It was Vladimir Putin’s script, accepted by the shameless Barack Obama-Angela Merkel-Francois Holland trio, even if the U.S. president was not there in person.

It was their alternative to offering Ukraine weapons for self-defense.

In the month after Minsk II, the government in Kyiv has handled its part of the deal as best it could.

It passed a law conditioning special status on elections in rebel-held territory under Ukrainian law and with international observers.

The Kremlin yelled foul, accusing Kyiv of trying to replace the current proxies there by pro-Ukrainian politicians.

No one can seriously expect “zhiteli Donbasa” (Donbas residents) elect anyone other than the pro-Russian officials, under any law, as they had done during Viktor Yanukovych’s presidency.

Moscow simply sees Kyiv’s move as foot-dragging.

From Putin’s point of view, it would be perfectly proper to have the same pro-Moscow stooges govern in Donbas (as part of Ukraine) who showed their hate of the country by boisterously trampling on Ukrainian national flag and openly abusing captured Ukrainian soldiers in the streets of Donetsk.

News media also mentioned that “nationalists in Kyiv” protested the special status law. But what did they expect? The government has not much maneuvering space. Logic dictates that the self-proclaimed Donetsk and Luhansk republics must be kept outside the Ukrainian state, rather than let them in under Putin’s cynical formula.

President Petro Poroshenko and the leadership around him can see it clearly. The talk about “regaining border control” between Donbas and Russia is not serious.

Many or at least some Ukrainians had erroneously believed that pro-Russian orientation of voters in Donbas does not mean they would actually prefer to be part of Russia, given a chance.

That was wishful thinking.

Most of Donbas population has shown itself decidedly anti-Ukrainian, regardless of ethnic origin.

And they despise the presence of Ukrainian army.

Kyiv has been actively seeking military and economic aid in the West. Not much will be forthcoming unless and until the White House inner circle starts treating Ukraine as a major factor in their world view.

So far it has been treated as an expendable chip, despite all the “concern” and the smooth talk.

Western leaders should readjust their receptors to understand that Ukraine is important because it is the first line of defense of Europe.

With the White House shift of attention towards Asia in the last 15 years, NATO has gradually abandoned its original mission to defend Europe (without saying so), and is becoming irrelevant.

There is still a nonsensical discussion under way about which of the two is the bigger threat to the United States, ISIS or Russia.
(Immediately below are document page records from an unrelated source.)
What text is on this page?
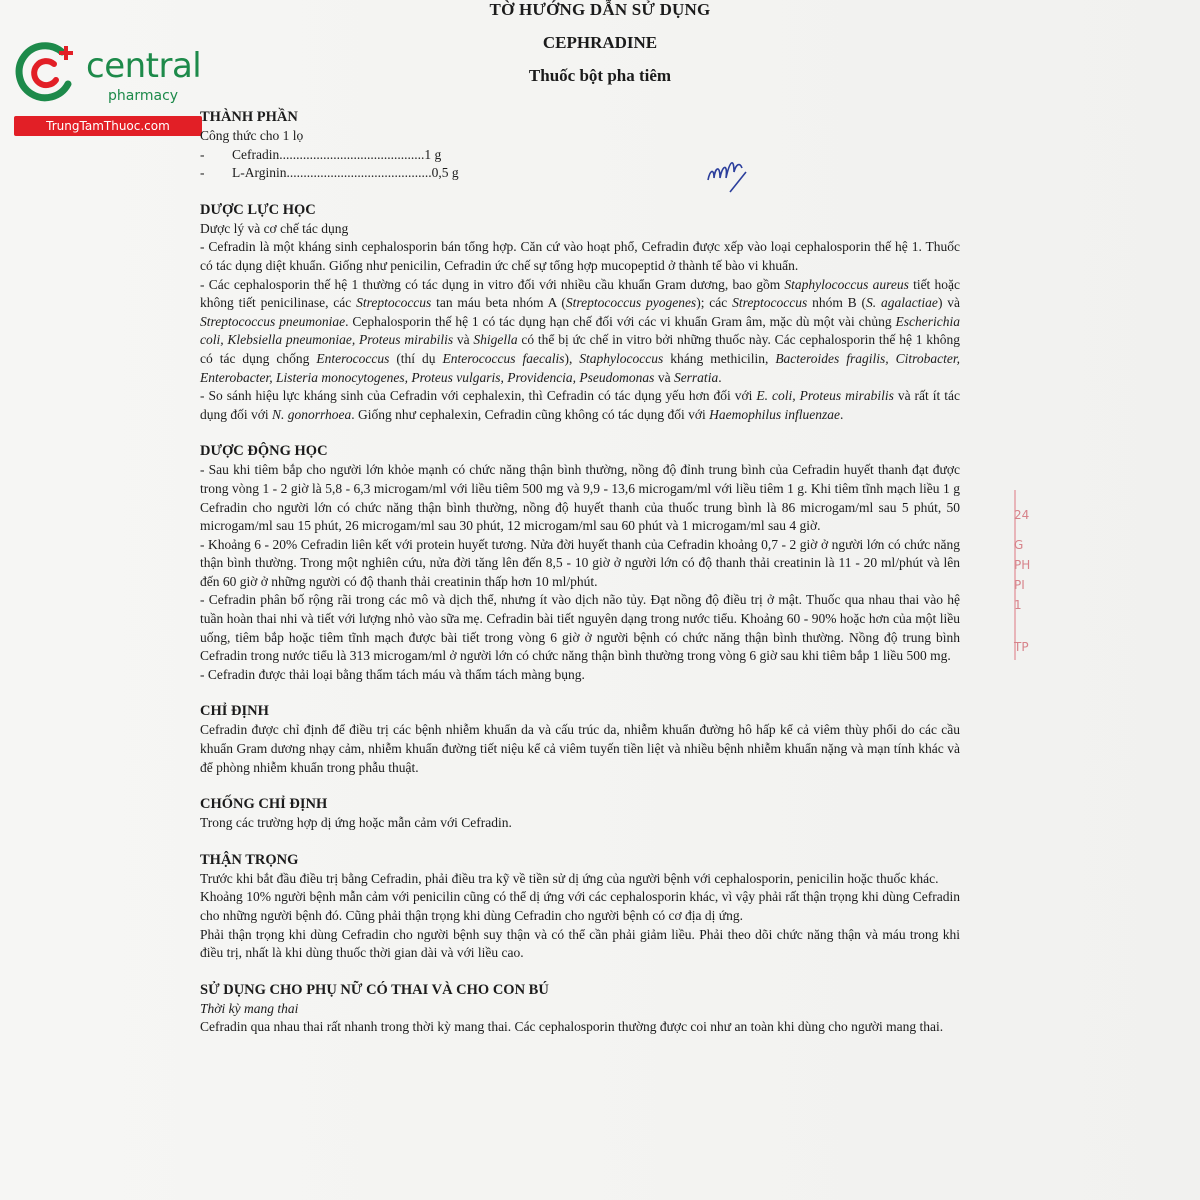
TỜ HƯỚNG DẪN SỬ DỤNG
CEPHRADINE
Thuốc bột pha tiêm
central
pharmacy
TrungTamThuoc.com
24
G
PH
PI
1
TP

THÀNH PHẦN

Công thức cho 1 lọ

-	Cefradin ........................................... 1 g
-	L-Arginin ........................................... 0,5 g

DƯỢC LỰC HỌC

Dược lý và cơ chế tác dụng

- Cefradin là một kháng sinh cephalosporin bán tổng hợp. Căn cứ vào hoạt phổ, Cefradin được xếp vào loại cephalosporin thế hệ 1. Thuốc có tác dụng diệt khuẩn. Giống như penicilin, Cefradin ức chế sự tổng hợp mucopeptid ở thành tế bào vi khuẩn.

- Các cephalosporin thế hệ 1 thường có tác dụng in vitro đối với nhiều cầu khuẩn Gram dương, bao gồm Staphylococcus aureus tiết hoặc không tiết penicilinase, các Streptococcus tan máu beta nhóm A (Streptococcus pyogenes); các Streptococcus nhóm B (S. agalactiae) và Streptococcus pneumoniae. Cephalosporin thế hệ 1 có tác dụng hạn chế đối với các vi khuẩn Gram âm, mặc dù một vài chủng Escherichia coli, Klebsiella pneumoniae, Proteus mirabilis và Shigella có thể bị ức chế in vitro bởi những thuốc này. Các cephalosporin thế hệ 1 không có tác dụng chống Enterococcus (thí dụ Enterococcus faecalis), Staphylococcus kháng methicilin, Bacteroides fragilis, Citrobacter, Enterobacter, Listeria monocytogenes, Proteus vulgaris, Providencia, Pseudomonas và Serratia.

- So sánh hiệu lực kháng sinh của Cefradin với cephalexin, thì Cefradin có tác dụng yếu hơn đối với E. coli, Proteus mirabilis và rất ít tác dụng đối với N. gonorrhoea. Giống như cephalexin, Cefradin cũng không có tác dụng đối với Haemophilus influenzae.

DƯỢC ĐỘNG HỌC

- Sau khi tiêm bắp cho người lớn khỏe mạnh có chức năng thận bình thường, nồng độ đỉnh trung bình của Cefradin huyết thanh đạt được trong vòng 1 - 2 giờ là 5,8 - 6,3 microgam/ml với liều tiêm 500 mg và 9,9 - 13,6 microgam/ml với liều tiêm 1 g. Khi tiêm tĩnh mạch liều 1 g Cefradin cho người lớn có chức năng thận bình thường, nồng độ huyết thanh của thuốc trung bình là 86 microgam/ml sau 5 phút, 50 microgam/ml sau 15 phút, 26 microgam/ml sau 30 phút, 12 microgam/ml sau 60 phút và 1 microgam/ml sau 4 giờ.

- Khoảng 6 - 20% Cefradin liên kết với protein huyết tương. Nửa đời huyết thanh của Cefradin khoảng 0,7 - 2 giờ ở người lớn có chức năng thận bình thường. Trong một nghiên cứu, nửa đời tăng lên đến 8,5 - 10 giờ ở người lớn có độ thanh thải creatinin là 11 - 20 ml/phút và lên đến 60 giờ ở những người có độ thanh thải creatinin thấp hơn 10 ml/phút.

- Cefradin phân bố rộng rãi trong các mô và dịch thể, nhưng ít vào dịch não tủy. Đạt nồng độ điều trị ở mật. Thuốc qua nhau thai vào hệ tuần hoàn thai nhi và tiết với lượng nhỏ vào sữa mẹ. Cefradin bài tiết nguyên dạng trong nước tiểu. Khoảng 60 - 90% hoặc hơn của một liều uống, tiêm bắp hoặc tiêm tĩnh mạch được bài tiết trong vòng 6 giờ ở người bệnh có chức năng thận bình thường. Nồng độ trung bình Cefradin trong nước tiểu là 313 microgam/ml ở người lớn có chức năng thận bình thường trong vòng 6 giờ sau khi tiêm bắp 1 liều 500 mg.

- Cefradin được thải loại bằng thẩm tách máu và thẩm tách màng bụng.

CHỈ ĐỊNH

Cefradin được chỉ định để điều trị các bệnh nhiễm khuẩn da và cấu trúc da, nhiễm khuẩn đường hô hấp kể cả viêm thùy phổi do các cầu khuẩn Gram dương nhạy cảm, nhiễm khuẩn đường tiết niệu kể cả viêm tuyến tiền liệt và nhiều bệnh nhiễm khuẩn nặng và mạn tính khác và để phòng nhiễm khuẩn trong phẫu thuật.

CHỐNG CHỈ ĐỊNH

Trong các trường hợp dị ứng hoặc mẫn cảm với Cefradin.

THẬN TRỌNG

Trước khi bắt đầu điều trị bằng Cefradin, phải điều tra kỹ về tiền sử dị ứng của người bệnh với cephalosporin, penicilin hoặc thuốc khác.

Khoảng 10% người bệnh mẫn cảm với penicilin cũng có thể dị ứng với các cephalosporin khác, vì vậy phải rất thận trọng khi dùng Cefradin cho những người bệnh đó. Cũng phải thận trọng khi dùng Cefradin cho người bệnh có cơ địa dị ứng.

Phải thận trọng khi dùng Cefradin cho người bệnh suy thận và có thể cần phải giảm liều. Phải theo dõi chức năng thận và máu trong khi điều trị, nhất là khi dùng thuốc thời gian dài và với liều cao.

SỬ DỤNG CHO PHỤ NỮ CÓ THAI VÀ CHO CON BÚ

Thời kỳ mang thai

Cefradin qua nhau thai rất nhanh trong thời kỳ mang thai. Các cephalosporin thường được coi như an toàn khi dùng cho người mang thai.
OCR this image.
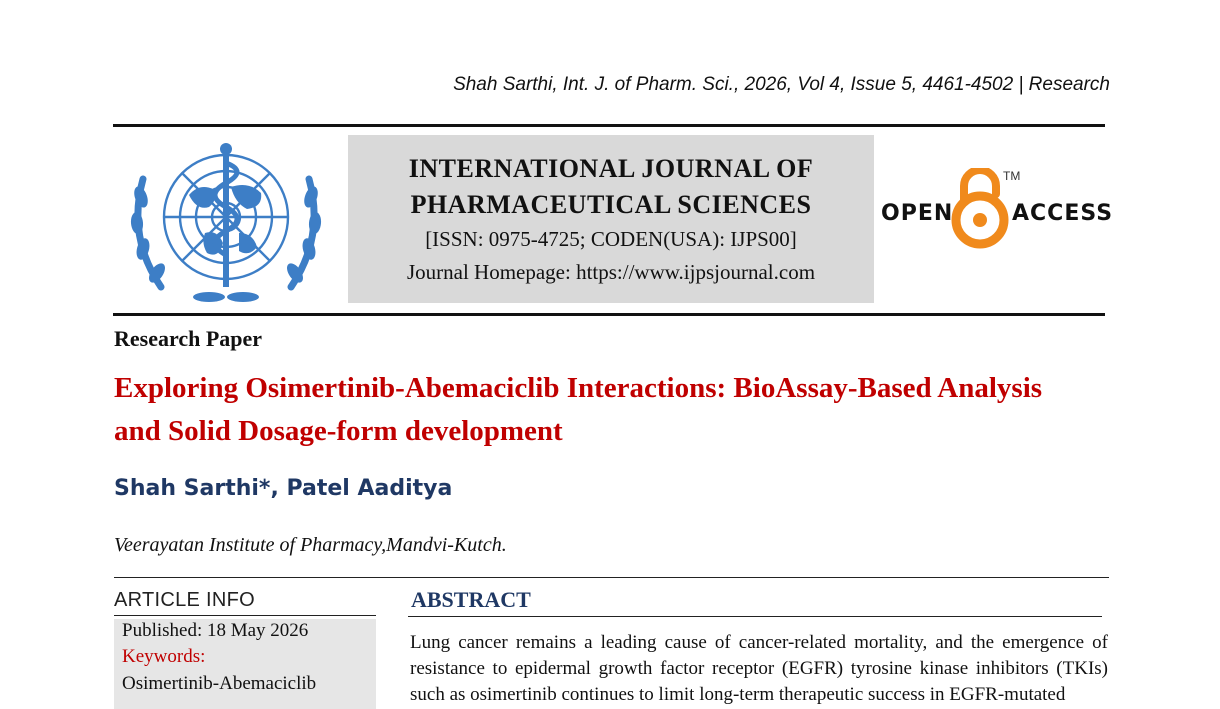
Shah Sarthi, Int. J. of Pharm. Sci., 2026, Vol 4, Issue 5, 4461-4502 | Research
INTERNATIONAL JOURNAL OF
PHARMACEUTICAL SCIENCES
[ISSN: 0975-4725; CODEN(USA): IJPS00]
Journal Homepage: https://www.ijpsjournal.com
OPEN	ACCESS
TM
Research Paper
Exploring Osimertinib-Abemaciclib Interactions: BioAssay-Based Analysis and Solid Dosage-form development
Shah Sarthi*, Patel Aaditya
Veerayatan Institute of Pharmacy,Mandvi-Kutch.
ARTICLE INFO
Published: 18 May 2026
Keywords:
Osimertinib-Abemaciclib
ABSTRACT
Lung cancer remains a leading cause of cancer-related mortality, and the emergence of resistance to epidermal growth factor receptor (EGFR) tyrosine kinase inhibitors (TKIs) such as osimertinib continues to limit long-term therapeutic success in EGFR-mutated
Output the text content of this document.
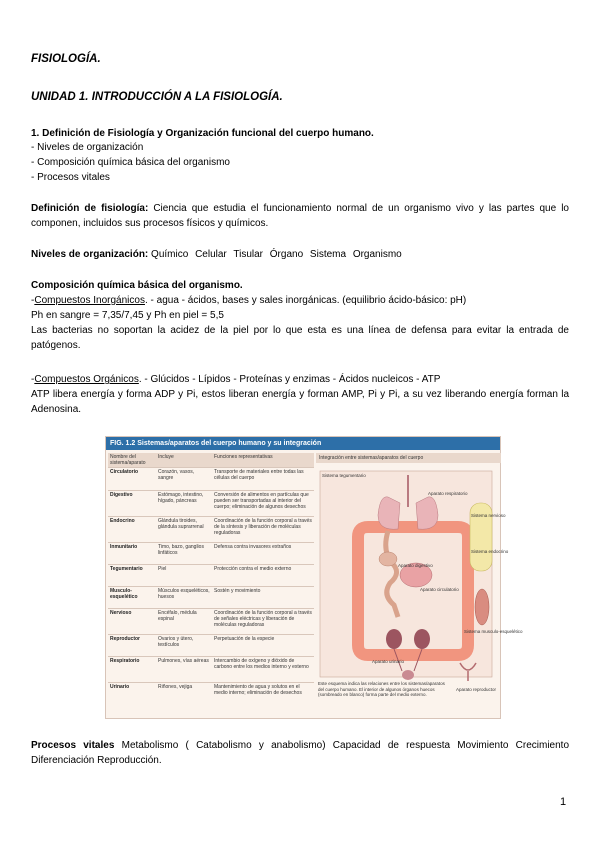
FISIOLOGÍA.
UNIDAD 1. INTRODUCCIÓN A LA FISIOLOGÍA.
1. Definición de Fisiología y Organización funcional del cuerpo humano.
- Niveles de organización
- Composición química básica del organismo
- Procesos vitales
Definición de fisiología: Ciencia que estudia el funcionamiento normal de un organismo vivo y las partes que lo componen, incluidos sus procesos físicos y químicos.
Niveles de organización: Químico Celular Tisular Órgano Sistema Organismo
Composición química básica del organismo.
-Compuestos Inorgánicos. - agua - ácidos, bases y sales inorgánicas. (equilibrio ácido-básico: pH)
Ph en sangre = 7,35/7,45 y Ph en piel = 5,5
Las bacterias no soportan la acidez de la piel por lo que esta es una línea de defensa para evitar la entrada de patógenos.
-Compuestos Orgánicos. - Glúcidos - Lípidos - Proteínas y enzimas - Ácidos nucleicos - ATP
ATP libera energía y forma ADP y Pi, estos liberan energía y forman AMP, Pi y Pi, a su vez liberando energía forman la Adenosina.
FIG. 1.2 Sistemas/aparatos del cuerpo humano y su integración
Nombre del sistema/aparato	Incluye	Funciones representativas
Circulatorio	Corazón, vasos, sangre	Transporte de materiales entre todas las células del cuerpo
Digestivo	Estómago, intestino, hígado, páncreas	Conversión de alimentos en partículas que pueden ser transportadas al interior del cuerpo; eliminación de algunos desechos
Endocrino	Glándula tiroides, glándula suprarrenal	Coordinación de la función corporal a través de la síntesis y liberación de moléculas reguladoras
Inmunitario	Timo, bazo, ganglios linfáticos	Defensa contra invasores extraños
Tegumentario	Piel	Protección contra el medio externo
Musculo-esquelético	Músculos esqueléticos, huesos	Sostén y movimiento
Nervioso	Encéfalo, médula espinal	Coordinación de la función corporal a través de señales eléctricas y liberación de moléculas reguladoras
Reproductor	Ovarios y útero, testículos	Perpetuación de la especie
Respiratorio	Pulmones, vías aéreas	Intercambio de oxígeno y dióxido de carbono entre los medios interno y externo
Urinario	Riñones, vejiga	Mantenimiento de agua y solutos en el medio interno; eliminación de desechos
Integración entre sistemas/aparatos del cuerpo
Sistema tegumentario
Aparato respiratorio
Aparato circulatorio
Aparato digestivo
Aparato urinario
Sistema nervioso
Sistema endocrino
Sistema musculo-esquelético
Aparato reproductor
Este esquema indica las relaciones entre los sistemas/aparatos del cuerpo humano. El interior de algunos órganos huecos (sombreado en blanco) forma parte del medio externo.
Procesos vitales Metabolismo ( Catabolismo y anabolismo) Capacidad de respuesta Movimiento Crecimiento Diferenciación Reproducción.
1
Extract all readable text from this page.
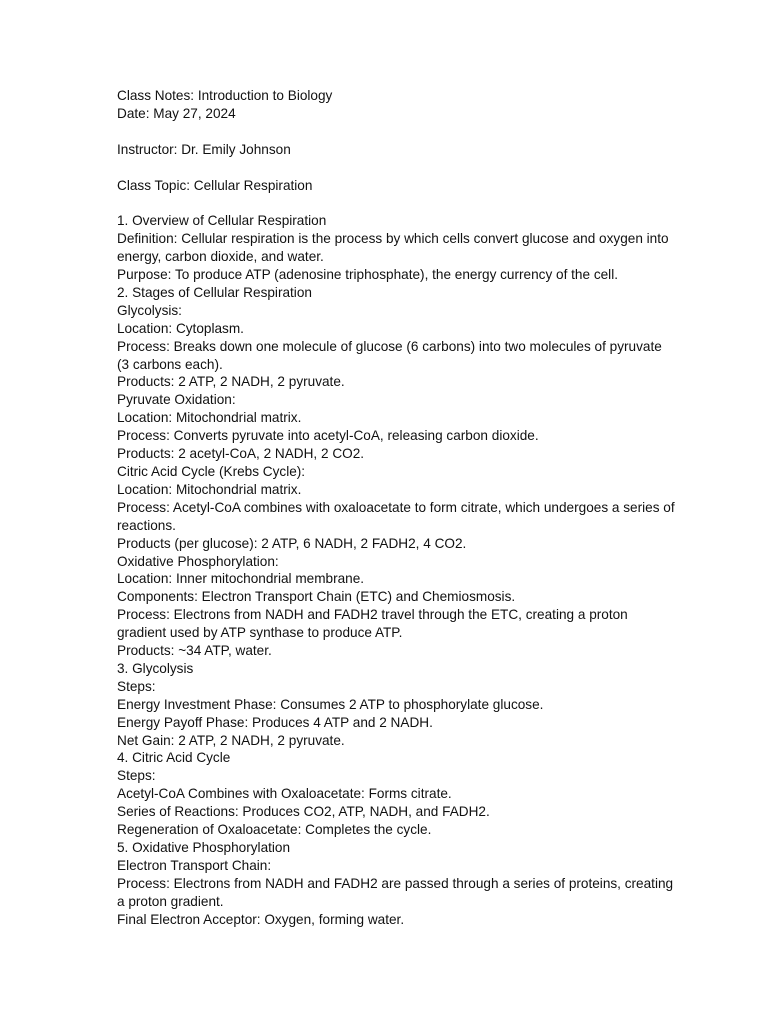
Class Notes: Introduction to Biology

Date: May 27, 2024

Instructor: Dr. Emily Johnson

Class Topic: Cellular Respiration

1. Overview of Cellular Respiration

Definition: Cellular respiration is the process by which cells convert glucose and oxygen into energy, carbon dioxide, and water.

Purpose: To produce ATP (adenosine triphosphate), the energy currency of the cell.

2. Stages of Cellular Respiration

Glycolysis:

Location: Cytoplasm.

Process: Breaks down one molecule of glucose (6 carbons) into two molecules of pyruvate (3 carbons each).

Products: 2 ATP, 2 NADH, 2 pyruvate.

Pyruvate Oxidation:

Location: Mitochondrial matrix.

Process: Converts pyruvate into acetyl-CoA, releasing carbon dioxide.

Products: 2 acetyl-CoA, 2 NADH, 2 CO2.

Citric Acid Cycle (Krebs Cycle):

Location: Mitochondrial matrix.

Process: Acetyl-CoA combines with oxaloacetate to form citrate, which undergoes a series of reactions.

Products (per glucose): 2 ATP, 6 NADH, 2 FADH2, 4 CO2.

Oxidative Phosphorylation:

Location: Inner mitochondrial membrane.

Components: Electron Transport Chain (ETC) and Chemiosmosis.

Process: Electrons from NADH and FADH2 travel through the ETC, creating a proton gradient used by ATP synthase to produce ATP.

Products: ~34 ATP, water.

3. Glycolysis

Steps:

Energy Investment Phase: Consumes 2 ATP to phosphorylate glucose.

Energy Payoff Phase: Produces 4 ATP and 2 NADH.

Net Gain: 2 ATP, 2 NADH, 2 pyruvate.

4. Citric Acid Cycle

Steps:

Acetyl-CoA Combines with Oxaloacetate: Forms citrate.

Series of Reactions: Produces CO2, ATP, NADH, and FADH2.

Regeneration of Oxaloacetate: Completes the cycle.

5. Oxidative Phosphorylation

Electron Transport Chain:

Process: Electrons from NADH and FADH2 are passed through a series of proteins, creating a proton gradient.

Final Electron Acceptor: Oxygen, forming water.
Meanwhile, American influence in Europe is waning. German Foreign Minister Frank-Walter Steinmeier is openly at odds with NATO supreme commander U.S. General Philip Breedlove concerning war in Ukraine (“Back off NATO, there is a new army in town,” op-ed by Pyotr Romanov, Kyiv Post, March 17).

But, of course, “the new European army,” envisioned by European Commission President Jean-Claude Juncker in a recent talk, is in a dreaming phase.

Europe is more likely to retreat into its traditional rivalries, as the US is gradually removing itself from Europe.

Obama recently announced more cuts of U.S. troops in NATO.

American combat units now are down to two brigades (about 4,000 each). And so did Britain.

Not promising moves to protect NATO image, much less defend anything. If the neo-isolationist trend in the USA is not reversed, European nations may be returning to their pre-World War II usual self-defeating initiatives quicker than could be expected, with gates open for Russia to trample into almost any central European country.

Rather than providing an escape for Europe’s playmakers, who possibly are expecting miracles, Minsk II looks like the precursor to a quicker “skid of the West,” fulfilling the prediction in a famous 1918 book on the same subject (“The Downfall of the West” by Oswald Spengler).

The Minsk experience of Merkel and Hollande shows the fantasy qualities of what they have achieved. “Through both of us, our countries (Germany and France) have found each other again,” Hollande after the all-night negotiating session with Russia’s President Vladimir Putin in Minsk (Financial Times, March 19).

They will find the rest later.

Such paltry talk is on the same plateau as the drivel about “no military solution” in Russia’s war on Ukraine (repeated by Steinmeier on March 22).

The latter equivocation is by far more devious than a pretended learning disability could be among fools. It falls in the same category as rationalizing that weapons delivered for Ukrainian army (which, by the way, is now among the strongest in Europe and has a much more supervised and reliable logistics base than it had last year, according to Poroshenko) could fall in the Russians’ hands.

Ultimately, it is the defeatism in the 21st century Western vision — an antithesis to the notion that “freedom is not free” — that nurtures the absurdities and excesses of addiction to the good life with lifelong guarantees.

Boris Danik is a retired Ukrainian-American living in North Caldwell, New Jersey.